Increased Achilles (AT) and Patellar tendon (PT) thickness in adolescent athletes compared to non-athletes could be shown. However, it is unclear, if changes are of pathological or physiological origin due to training. The aim of this study was to determine physiological AT and PT thickness adaptation in adolescent elite athletes compared to non-athletes, considering sex and sport. In a longitudinal study design with two measurement days (M1/M2) within an interval of 3.2 ± 0.8 years, 131 healthy adolescent elite athletes (m/f: 90/41) out of 13 different sports and 24 recreationally active controls (m/f: 6/18) were included. Both ATs and PTs were measured at standardized reference points. Athletes were divided into 4 sport categories [ball (B), combat (C), endurance (E) and explosive strength sports (S)]. Descriptive analysis (mean ± SD) and statistical testing for group differences was performed (α = 0.05). AT thickness did not differ significantly between measurement days, neither in athletes (5.6 ± 0.7 mm/5.6 ± 0.7 mm) nor in controls (4.8 ± 0.4 mm/4.9 ± 0.5 mm, p > 0.05).
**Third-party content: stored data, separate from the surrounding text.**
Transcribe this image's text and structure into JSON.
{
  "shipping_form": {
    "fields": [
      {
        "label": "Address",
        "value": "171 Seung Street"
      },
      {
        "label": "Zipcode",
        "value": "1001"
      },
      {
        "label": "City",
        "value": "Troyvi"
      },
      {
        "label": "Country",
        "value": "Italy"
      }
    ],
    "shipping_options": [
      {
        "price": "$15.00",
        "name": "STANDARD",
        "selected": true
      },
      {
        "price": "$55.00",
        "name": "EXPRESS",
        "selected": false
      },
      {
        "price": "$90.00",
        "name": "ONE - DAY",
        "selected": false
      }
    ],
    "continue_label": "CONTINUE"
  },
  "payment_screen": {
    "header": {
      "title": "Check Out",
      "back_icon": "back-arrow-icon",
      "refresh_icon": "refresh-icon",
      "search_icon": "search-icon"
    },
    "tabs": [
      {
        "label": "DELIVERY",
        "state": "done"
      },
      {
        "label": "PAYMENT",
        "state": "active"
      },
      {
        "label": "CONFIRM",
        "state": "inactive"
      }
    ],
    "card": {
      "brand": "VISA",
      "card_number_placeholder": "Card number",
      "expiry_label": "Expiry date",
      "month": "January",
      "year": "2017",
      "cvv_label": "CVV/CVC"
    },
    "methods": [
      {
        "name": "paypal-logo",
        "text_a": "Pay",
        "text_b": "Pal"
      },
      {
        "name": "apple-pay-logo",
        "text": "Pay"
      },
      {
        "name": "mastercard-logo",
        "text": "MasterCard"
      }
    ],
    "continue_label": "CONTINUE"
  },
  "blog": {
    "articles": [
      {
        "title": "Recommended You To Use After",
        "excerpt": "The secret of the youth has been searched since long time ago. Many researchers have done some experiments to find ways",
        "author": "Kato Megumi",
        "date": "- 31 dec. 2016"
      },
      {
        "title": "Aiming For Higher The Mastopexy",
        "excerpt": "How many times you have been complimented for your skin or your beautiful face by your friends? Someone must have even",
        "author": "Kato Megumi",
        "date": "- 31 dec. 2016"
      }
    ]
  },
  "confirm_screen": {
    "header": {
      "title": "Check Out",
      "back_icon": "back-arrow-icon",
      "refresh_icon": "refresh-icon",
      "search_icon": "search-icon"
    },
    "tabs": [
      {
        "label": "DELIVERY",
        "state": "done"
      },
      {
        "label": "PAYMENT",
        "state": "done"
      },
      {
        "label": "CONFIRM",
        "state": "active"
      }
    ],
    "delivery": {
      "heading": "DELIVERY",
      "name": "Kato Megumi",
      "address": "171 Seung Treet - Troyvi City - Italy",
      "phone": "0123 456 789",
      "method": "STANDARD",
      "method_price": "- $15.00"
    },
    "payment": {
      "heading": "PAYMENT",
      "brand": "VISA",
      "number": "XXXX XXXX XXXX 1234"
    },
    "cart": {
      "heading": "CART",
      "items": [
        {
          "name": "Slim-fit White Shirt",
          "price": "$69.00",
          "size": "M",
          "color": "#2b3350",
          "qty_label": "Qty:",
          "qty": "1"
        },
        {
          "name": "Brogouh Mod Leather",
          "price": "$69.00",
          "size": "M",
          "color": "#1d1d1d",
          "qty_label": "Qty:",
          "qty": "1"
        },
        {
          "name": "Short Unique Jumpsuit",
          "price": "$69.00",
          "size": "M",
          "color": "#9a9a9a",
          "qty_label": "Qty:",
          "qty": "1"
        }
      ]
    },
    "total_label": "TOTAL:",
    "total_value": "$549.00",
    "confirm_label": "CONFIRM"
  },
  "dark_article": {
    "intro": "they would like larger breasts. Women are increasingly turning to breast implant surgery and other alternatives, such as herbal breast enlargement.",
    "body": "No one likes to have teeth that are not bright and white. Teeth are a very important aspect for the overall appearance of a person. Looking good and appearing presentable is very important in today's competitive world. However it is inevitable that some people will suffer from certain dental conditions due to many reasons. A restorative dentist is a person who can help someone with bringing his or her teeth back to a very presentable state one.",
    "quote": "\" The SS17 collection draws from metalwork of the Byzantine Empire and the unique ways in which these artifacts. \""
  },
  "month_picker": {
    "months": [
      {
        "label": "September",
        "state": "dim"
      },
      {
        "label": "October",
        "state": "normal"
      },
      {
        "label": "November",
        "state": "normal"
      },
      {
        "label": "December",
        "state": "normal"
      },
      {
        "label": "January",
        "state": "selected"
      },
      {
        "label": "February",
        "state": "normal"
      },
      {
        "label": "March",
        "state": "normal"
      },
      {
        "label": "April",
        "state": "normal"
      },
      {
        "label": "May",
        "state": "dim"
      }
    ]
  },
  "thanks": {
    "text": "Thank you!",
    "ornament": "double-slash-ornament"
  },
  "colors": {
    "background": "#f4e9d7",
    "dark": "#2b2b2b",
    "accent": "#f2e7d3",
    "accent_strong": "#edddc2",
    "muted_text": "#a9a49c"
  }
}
For PTs, athletes presented increased thickness at M2 (M1: 3.5 ± 0.5 mm, M2: 3.8 ± 0.5 mm, p < 0.001). In general, males had thicker ATs and PTs than females (p < 0.05). Considering sex and sports, only male athletes from B, C, and S showed significant higher PT-thickness at M2 compared to controls (p ≤ 0.01). Sport-specific adaptation regarding tendon thickness in adolescent elite athletes can be detected in PTs among male athletes participating in certain sports with high repetitive jumping and strength components. Sonographic microstructural analysis might provide an enhanced insight into tendon material properties enabling the differentiation of sex and influence of different sports.